I just got back from the range with its first outing. Didn't have the optic screws mounted tightly enough initially, but no issues after re-tightening them. I used the iron sights do a pre-shooting zero but not knowing the Hellcat sight picture, turned out it was about 4" high at ~10 yards. Tweaked it and then ran ~130 rounds of 147gr FMJ, 50 rounds of Brown Bear 115 gr FMJ, and finally 50 rounds of my carry ammo 147gr Winchester Ranger-T JHP. No failures of any kind. So initial experience was very positive. Off a sandbag at 10 yards there was not enough difference among the three ammo types to attempt further tweaking of the zero.
Shooting at our club's steel 2/3 IPSC silhouette with 4" pivoting center plate, in rapid fire I was hitting the pivoting plate about 75% with either optic or the laser (which was not so rapid as it was hard to see), the misses were all on the left side of the opening. Looks like I need more time with its trigger, some dry fire is in order, the laser is a good aid for this at home.
What I don't like about the Romeo Zero is:
(1) you have to remove the sight to replace the battery.

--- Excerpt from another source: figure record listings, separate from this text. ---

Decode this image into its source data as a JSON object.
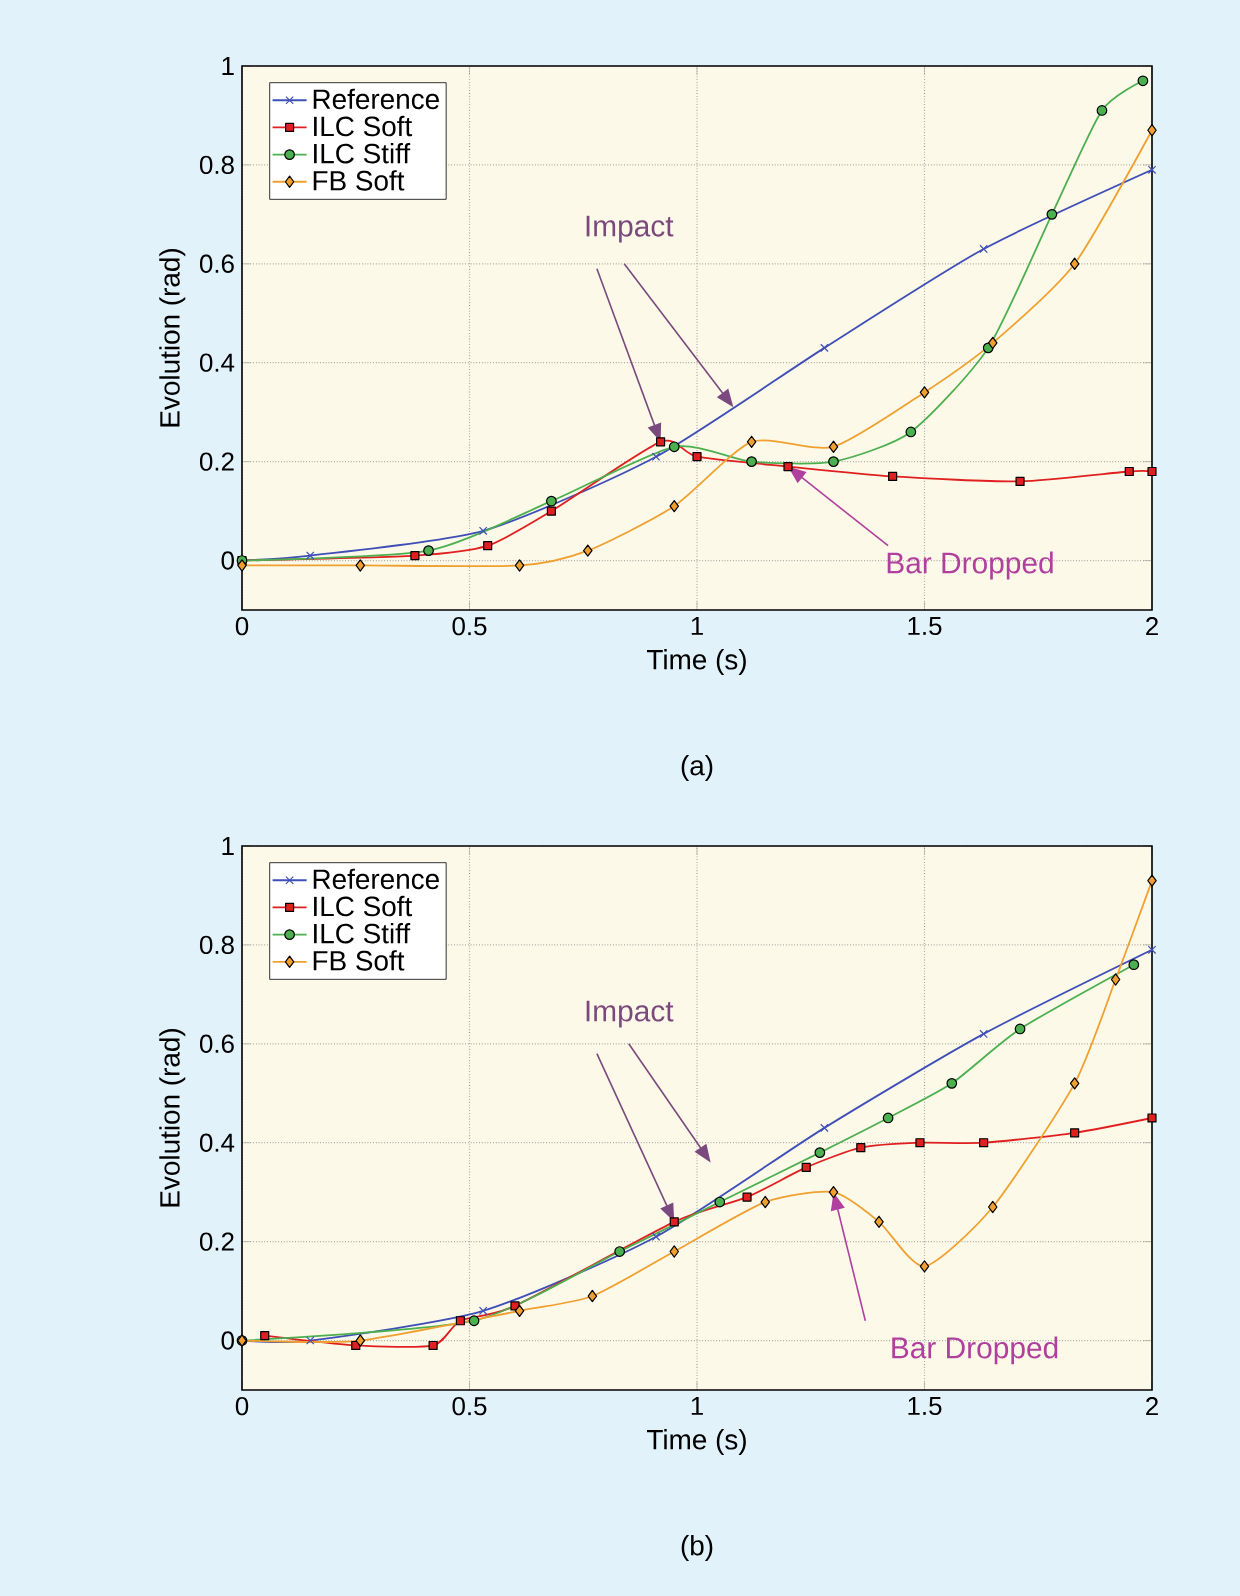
{
  "chart_data": [
    {
      "type": "line",
      "xlabel": "Time (s)",
      "ylabel": "Evolution (rad)",
      "xlim": [
        0,
        2
      ],
      "ylim": [
        -0.1,
        1
      ],
      "xticks": [
        0,
        0.5,
        1,
        1.5,
        2
      ],
      "yticks": [
        0,
        0.2,
        0.4,
        0.6,
        0.8,
        1
      ],
      "grid": true,
      "legend": "top left",
      "annotations": [
        {
          "text": "Impact",
          "x": 0.92,
          "y": 0.24
        },
        {
          "text": "Bar Dropped",
          "x": 1.2,
          "y": 0.19
        },
        "(a)"
      ],
      "series": [
        {
          "name": "Reference",
          "color": "#3f4fb8",
          "marker": "cross",
          "x": [
            0,
            0.15,
            0.53,
            0.91,
            1.28,
            1.63,
            2.0
          ],
          "values": [
            0,
            0.01,
            0.06,
            0.21,
            0.43,
            0.63,
            0.79
          ]
        },
        {
          "name": "ILC Soft",
          "color": "#e02020",
          "marker": "square",
          "x": [
            0,
            0.38,
            0.54,
            0.68,
            0.92,
            1.0,
            1.2,
            1.43,
            1.71,
            1.95,
            2.0
          ],
          "values": [
            0,
            0.01,
            0.03,
            0.1,
            0.24,
            0.21,
            0.19,
            0.17,
            0.16,
            0.18,
            0.18
          ]
        },
        {
          "name": "ILC Stiff",
          "color": "#4caf50",
          "marker": "circle",
          "x": [
            0,
            0.41,
            0.68,
            0.95,
            1.12,
            1.3,
            1.47,
            1.64,
            1.78,
            1.89,
            1.98
          ],
          "values": [
            0,
            0.02,
            0.12,
            0.23,
            0.2,
            0.2,
            0.26,
            0.43,
            0.7,
            0.91,
            0.97
          ]
        },
        {
          "name": "FB Soft",
          "color": "#f0a030",
          "marker": "diamond",
          "x": [
            0,
            0.26,
            0.61,
            0.76,
            0.95,
            1.12,
            1.3,
            1.5,
            1.65,
            1.83,
            2.0
          ],
          "values": [
            -0.01,
            -0.01,
            -0.01,
            0.02,
            0.11,
            0.24,
            0.23,
            0.34,
            0.44,
            0.6,
            0.87
          ]
        }
      ]
    },
    {
      "type": "line",
      "xlabel": "Time (s)",
      "ylabel": "Evolution (rad)",
      "xlim": [
        0,
        2
      ],
      "ylim": [
        -0.1,
        1
      ],
      "xticks": [
        0,
        0.5,
        1,
        1.5,
        2
      ],
      "yticks": [
        0,
        0.2,
        0.4,
        0.6,
        0.8,
        1
      ],
      "grid": true,
      "legend": "top left",
      "annotations": [
        {
          "text": "Impact",
          "x": 0.95,
          "y": 0.24
        },
        {
          "text": "Bar Dropped",
          "x": 1.3,
          "y": 0.3
        },
        "(b)"
      ],
      "series": [
        {
          "name": "Reference",
          "color": "#3f4fb8",
          "marker": "cross",
          "x": [
            0,
            0.15,
            0.53,
            0.91,
            1.28,
            1.63,
            2.0
          ],
          "values": [
            0,
            0.0,
            0.06,
            0.21,
            0.43,
            0.62,
            0.79
          ]
        },
        {
          "name": "ILC Soft",
          "color": "#e02020",
          "marker": "square",
          "x": [
            0.05,
            0.25,
            0.42,
            0.48,
            0.6,
            0.95,
            1.11,
            1.24,
            1.36,
            1.49,
            1.63,
            1.83,
            2.0
          ],
          "values": [
            0.01,
            -0.01,
            -0.01,
            0.04,
            0.07,
            0.24,
            0.29,
            0.35,
            0.39,
            0.4,
            0.4,
            0.42,
            0.45
          ]
        },
        {
          "name": "ILC Stiff",
          "color": "#4caf50",
          "marker": "circle",
          "x": [
            0,
            0.51,
            0.83,
            1.05,
            1.27,
            1.42,
            1.56,
            1.71,
            1.96
          ],
          "values": [
            0,
            0.04,
            0.18,
            0.28,
            0.38,
            0.45,
            0.52,
            0.63,
            0.76
          ]
        },
        {
          "name": "FB Soft",
          "color": "#f0a030",
          "marker": "diamond",
          "x": [
            0,
            0.26,
            0.61,
            0.77,
            0.95,
            1.15,
            1.3,
            1.4,
            1.5,
            1.65,
            1.83,
            1.92,
            2.0
          ],
          "values": [
            0,
            0.0,
            0.06,
            0.09,
            0.18,
            0.28,
            0.3,
            0.24,
            0.15,
            0.27,
            0.52,
            0.73,
            0.93
          ]
        }
      ]
    }
  ]
}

(2) the adjustments are non-click and need an 0.050" hex wrench to adjust.
What I really like is the size, weight, and price -- Joe Bob Outfitters had them on sale for $150, mine came last week so they may still have some.
The laser sight wandered a lot during the first ~75 rounds I kept tightening the screws and re-adjusting (to the Red Dot) after four times tightening, it stabilized and no further adjustments were needed. Day was too bright to do much more with the laser than get the zero stabilized. Part of it may have been the filing I had to do to get it to fit the Hellcat rail. If it doesn't stay stable I'll get the one with the coupon than came with the pistol and move this laser to a different pistol.
Its always a problem with mounting parts made of plastic its hard to know when the metal screws are tight enough to hold but not risk breaking it. So needing tightening in the first outing is not necessarily a bad thing. A few more outings should build the required confidence to start actually carrying it.